On the other hand, in a few countries, notably South Africa and Zimbabwe, human rights organizations date from earlier than the post-Cold War era. One South African organization, for example, was founded in 1955. It is probable that in these two instances the peculiar contradictions of a white settler society obliged repressive governments to allow a certain political space for their opponents within the white community, in order to validate their claims to be bastions of western democracy. Political and human rights activists were able to take advantage of that space to develop stronger organizations of civil society than was possible in most of Africa which moved fairly rapidly from repressive colonial rule to authoritarian one-party states or military dictatorships.

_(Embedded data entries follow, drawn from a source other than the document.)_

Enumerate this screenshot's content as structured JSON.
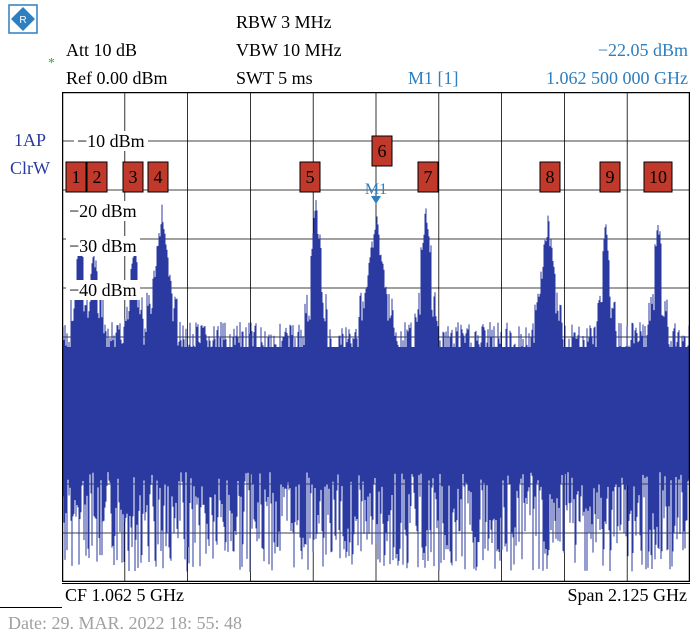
{
  "header": {
    "att": "Att 10 dB",
    "ref": "Ref 0.00 dBm",
    "rbw": "RBW 3 MHz",
    "vbw": "VBW 10 MHz",
    "swt": "SWT 5 ms",
    "marker_level": "−22.05 dBm",
    "marker_label": "M1 [1]",
    "marker_freq": "1.062 500 000 GHz",
    "star": "*"
  },
  "trace": {
    "name": "1AP",
    "mode": "ClrW"
  },
  "y_labels": [
    "−10 dBm",
    "−20 dBm",
    "−30 dBm",
    "−40 dBm"
  ],
  "markers": [
    {
      "label": "1"
    },
    {
      "label": "2"
    },
    {
      "label": "3"
    },
    {
      "label": "4"
    },
    {
      "label": "5"
    },
    {
      "label": "6"
    },
    {
      "label": "7"
    },
    {
      "label": "8"
    },
    {
      "label": "9"
    },
    {
      "label": "10"
    }
  ],
  "marker_m1_label": "M1",
  "footer": {
    "cf": "CF 1.062 5 GHz",
    "span": "Span 2.125 GHz",
    "date": "Date: 29. MAR. 2022  18: 55: 48"
  },
  "colors": {
    "trace": "#2a3aa0",
    "marker_box": "#c0392b",
    "marker_m1": "#2d7fc0",
    "grid": "#000000"
  }
}
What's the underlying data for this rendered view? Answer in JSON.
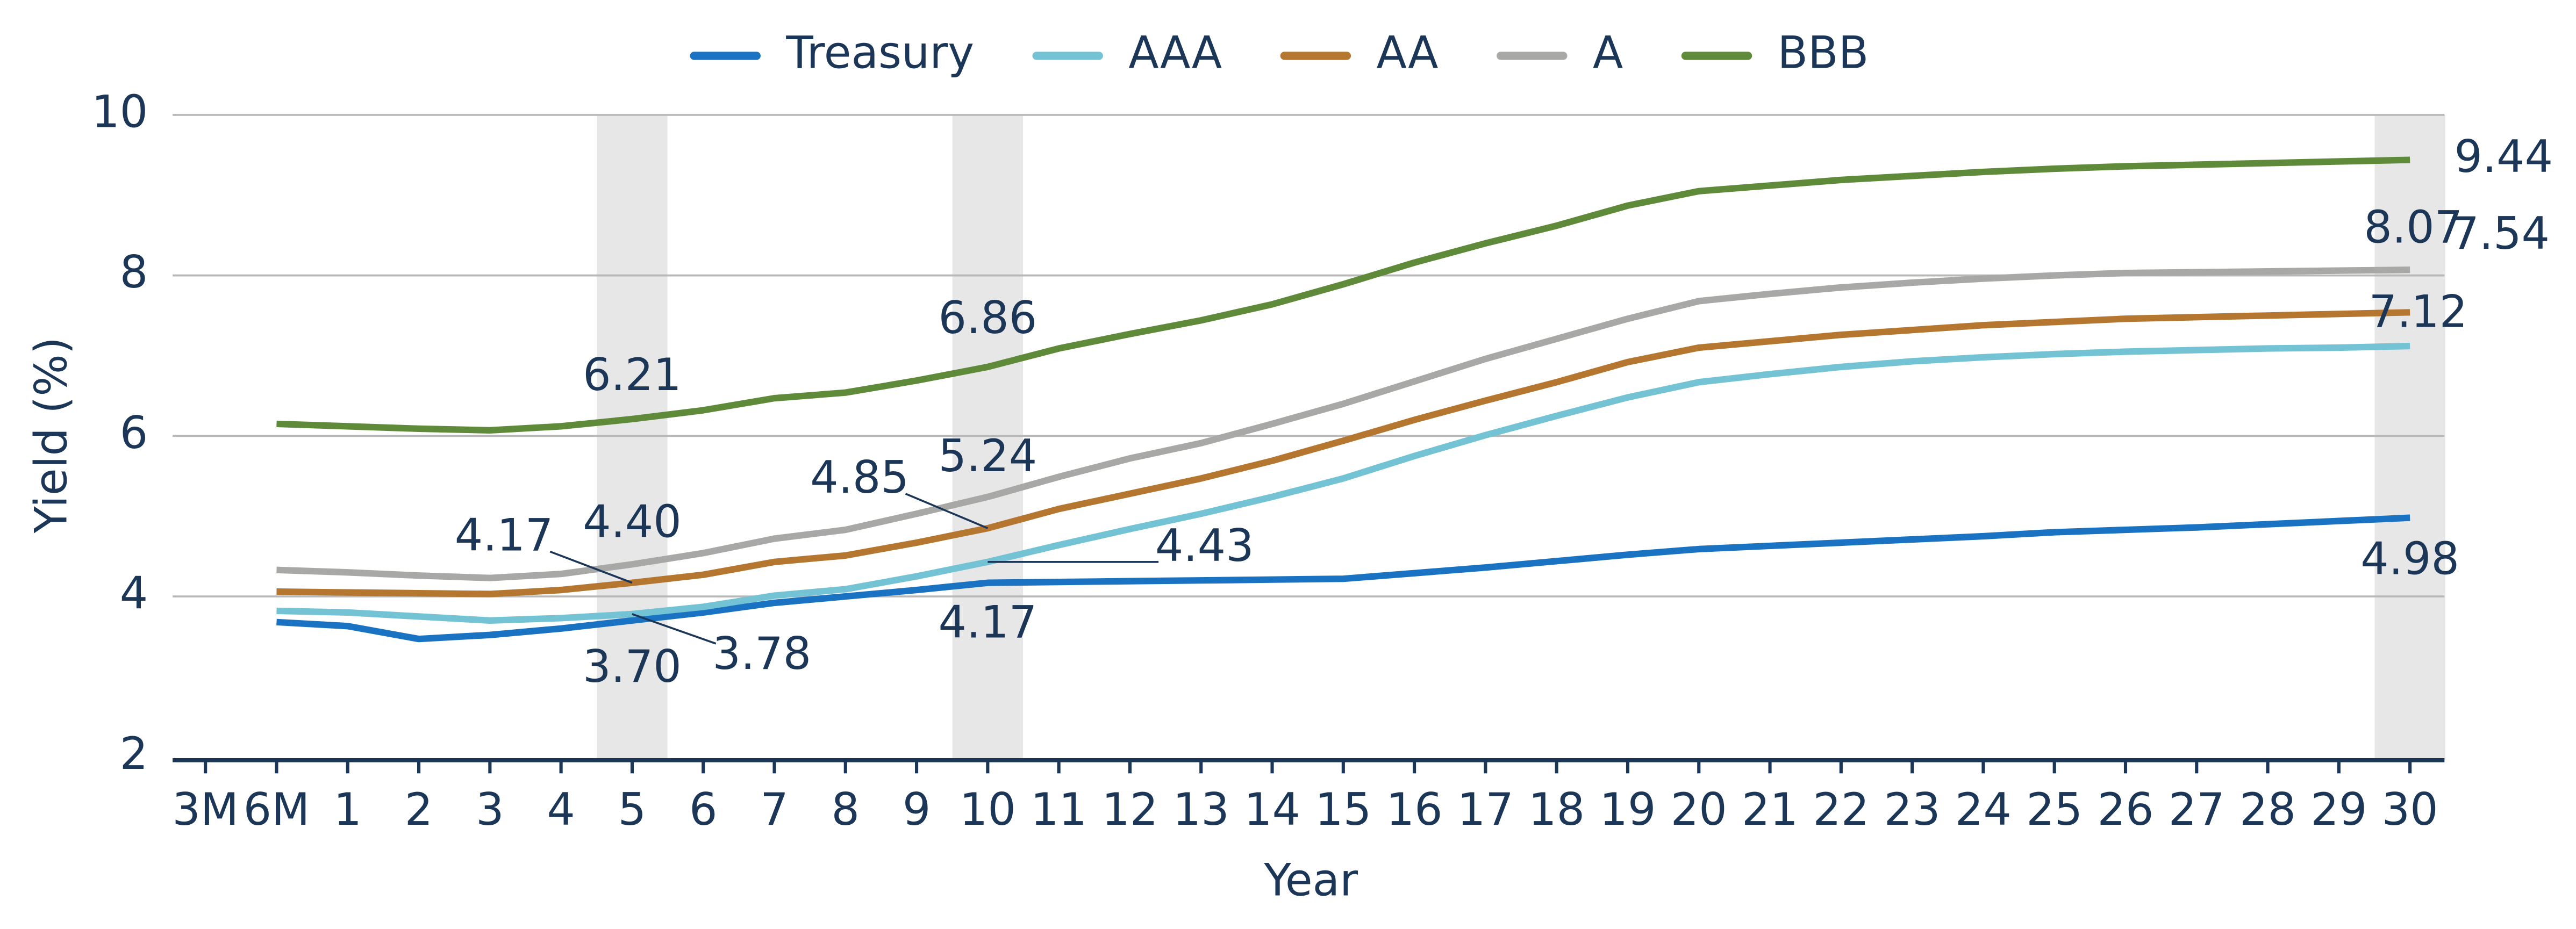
{
  "chart_data": {
    "type": "line",
    "x_label": "Year",
    "y_label": "Yield (%)",
    "categories": [
      "3M",
      "6M",
      "1",
      "2",
      "3",
      "4",
      "5",
      "6",
      "7",
      "8",
      "9",
      "10",
      "11",
      "12",
      "13",
      "14",
      "15",
      "16",
      "17",
      "18",
      "19",
      "20",
      "21",
      "22",
      "23",
      "24",
      "25",
      "26",
      "27",
      "28",
      "29",
      "30"
    ],
    "ylim": [
      2,
      10
    ],
    "yticks": [
      2,
      4,
      6,
      8,
      10
    ],
    "grid": true,
    "legend": "top",
    "series": [
      {
        "name": "Treasury",
        "color": "#1a73c2",
        "values": [
          null,
          3.68,
          3.63,
          3.47,
          3.52,
          3.6,
          3.7,
          3.8,
          3.92,
          4.0,
          4.08,
          4.17,
          4.18,
          4.19,
          4.2,
          4.21,
          4.22,
          4.29,
          4.36,
          4.44,
          4.52,
          4.59,
          4.63,
          4.67,
          4.71,
          4.75,
          4.8,
          4.83,
          4.86,
          4.9,
          4.94,
          4.98
        ],
        "value_labels": [
          null,
          null,
          null,
          null,
          null,
          null,
          "3.70",
          null,
          null,
          null,
          null,
          "4.17",
          null,
          null,
          null,
          null,
          null,
          null,
          null,
          null,
          null,
          null,
          null,
          null,
          null,
          null,
          null,
          null,
          null,
          null,
          null,
          "4.98"
        ]
      },
      {
        "name": "AAA",
        "color": "#74c3d5",
        "values": [
          null,
          3.82,
          3.8,
          3.75,
          3.7,
          3.73,
          3.78,
          3.87,
          4.01,
          4.09,
          4.25,
          4.43,
          4.64,
          4.84,
          5.03,
          5.24,
          5.47,
          5.75,
          6.01,
          6.25,
          6.48,
          6.67,
          6.77,
          6.86,
          6.93,
          6.98,
          7.02,
          7.05,
          7.07,
          7.09,
          7.1,
          7.12
        ],
        "value_labels": [
          null,
          null,
          null,
          null,
          null,
          null,
          "3.78",
          null,
          null,
          null,
          null,
          "4.43",
          null,
          null,
          null,
          null,
          null,
          null,
          null,
          null,
          null,
          null,
          null,
          null,
          null,
          null,
          null,
          null,
          null,
          null,
          null,
          "7.12"
        ]
      },
      {
        "name": "AA",
        "color": "#b5762f",
        "values": [
          null,
          4.06,
          4.05,
          4.04,
          4.03,
          4.08,
          4.17,
          4.27,
          4.43,
          4.51,
          4.67,
          4.85,
          5.09,
          5.28,
          5.47,
          5.69,
          5.94,
          6.2,
          6.44,
          6.67,
          6.92,
          7.1,
          7.18,
          7.26,
          7.32,
          7.38,
          7.42,
          7.46,
          7.48,
          7.5,
          7.52,
          7.54
        ],
        "value_labels": [
          null,
          null,
          null,
          null,
          null,
          null,
          "4.17",
          null,
          null,
          null,
          null,
          "4.85",
          null,
          null,
          null,
          null,
          null,
          null,
          null,
          null,
          null,
          null,
          null,
          null,
          null,
          null,
          null,
          null,
          null,
          null,
          null,
          "7.54"
        ]
      },
      {
        "name": "A",
        "color": "#a8a8a6",
        "values": [
          null,
          4.33,
          4.3,
          4.26,
          4.23,
          4.28,
          4.4,
          4.54,
          4.72,
          4.83,
          5.03,
          5.24,
          5.49,
          5.72,
          5.91,
          6.15,
          6.4,
          6.68,
          6.96,
          7.21,
          7.46,
          7.68,
          7.77,
          7.85,
          7.91,
          7.96,
          8.0,
          8.03,
          8.04,
          8.05,
          8.06,
          8.07
        ],
        "value_labels": [
          null,
          null,
          null,
          null,
          null,
          null,
          "4.40",
          null,
          null,
          null,
          null,
          "5.24",
          null,
          null,
          null,
          null,
          null,
          null,
          null,
          null,
          null,
          null,
          null,
          null,
          null,
          null,
          null,
          null,
          null,
          null,
          null,
          "8.07"
        ]
      },
      {
        "name": "BBB",
        "color": "#5f8a3a",
        "values": [
          null,
          6.15,
          6.12,
          6.09,
          6.07,
          6.12,
          6.21,
          6.32,
          6.47,
          6.54,
          6.69,
          6.86,
          7.09,
          7.27,
          7.44,
          7.64,
          7.89,
          8.16,
          8.4,
          8.62,
          8.87,
          9.05,
          9.12,
          9.19,
          9.24,
          9.29,
          9.33,
          9.36,
          9.38,
          9.4,
          9.42,
          9.44
        ],
        "value_labels": [
          null,
          null,
          null,
          null,
          null,
          null,
          "6.21",
          null,
          null,
          null,
          null,
          "6.86",
          null,
          null,
          null,
          null,
          null,
          null,
          null,
          null,
          null,
          null,
          null,
          null,
          null,
          null,
          null,
          null,
          null,
          null,
          null,
          "9.44"
        ]
      }
    ]
  }
}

Thus it should be apparent that although many African human rights NGOs are of recent origin, they have varying histories and operate in different circumstances. The purpose of this introductory chapter is to try to identify some of the common issues facing African human rights NGOs. However, it should be read with the proviso that the organizations themselves differ considerably. Although in many countries respect for human rights has improved in the past five years or so and human rights activists work in a much more favourable environment, this is far from being the dominant trend. Apart from the extreme examples of Rwanda and Angola, respect for human rights and the environment for civil society is weak in a large number of other countries of sub-Saharan Africa, from Mauritania and Chad, through Zaire and Burundi to Swaziland and Lesotho. In many instances human rights groups are able to make sophisticated plans for the future, confident of foreign funding and a growing professional staff, but for many others the future is shaky. The international community still owes these human rights organizations an elementary duty of solidarity in order to safeguard their very existence.